Once this venue could seat 3,000 people and still houses more than half that number. This is its 150th anniversary and what a novel idea to mount a theatrical tour (twice daily) for the general public, through which you are led by four actors pausing here and there to both entertain us in various roles and also educate us on the building’s relevant history. It’s written and directed by Katie Gibson for Twenty Seven Productions and the cast tackle roles from stage hand, theatre manager, director, actors from yesteryear and the theatre ghost. We get snippets of old film including one of Little Titch and, as we move from one area to another, headphone commentary keeps us involved.
Our trip was at 2:30PM, one dozen of us led through corridors, dressing rooms, backstage, then out onto the impressively deep stage itself where the fire curtain was slowly raised to the sounds of "Also Sprach Zarathusa" and there revealed for us was the beautifully lit, four-tier, curved auditorium, an impressive manifestation that seemed to take us back to another age. Mid-stage was a 'rehearsal' involving Lady Macbeth.
The theatre is still very much active, staging 70 shows in the last nine years. The struggle goes on with various changes to the organisation and constitution in the battle to keep alive a venue that looks to hold onto its traditions while still being relevant to audiences of today.

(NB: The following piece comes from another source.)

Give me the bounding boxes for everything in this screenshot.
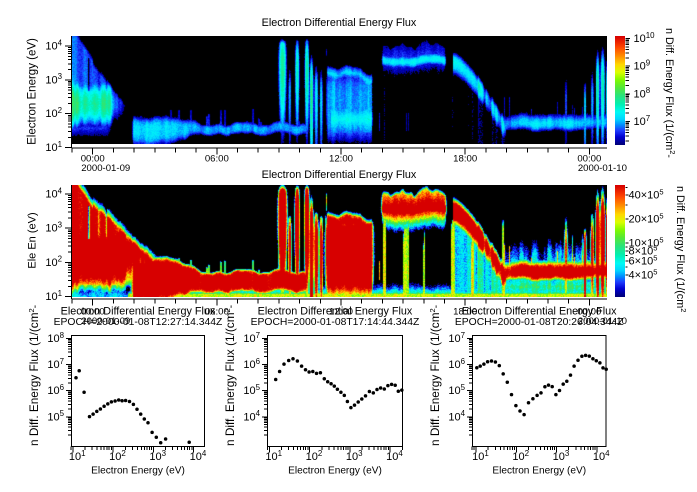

Most of the programming is middle-brow, with little serious drama, but then how could they hope to fill this venue with Bertolt Brecht or David Hare?
The tour itself, advertised as 80 minutes, lasted only 50 and seemed somewhat bitty. One main character to lead us through would have been preferable to regular changes and would have connected us more; other characters appear fleetingly and are gone.
It’s also a mite expensive at £20, but it’s a more imaginative way to show us round the theatre than the conventional conducted tour with a fact-drenched guide reciting his or her stuff. It also manifests a pride in an historical Tyneside institution, a pride which it invites us, the public, to share.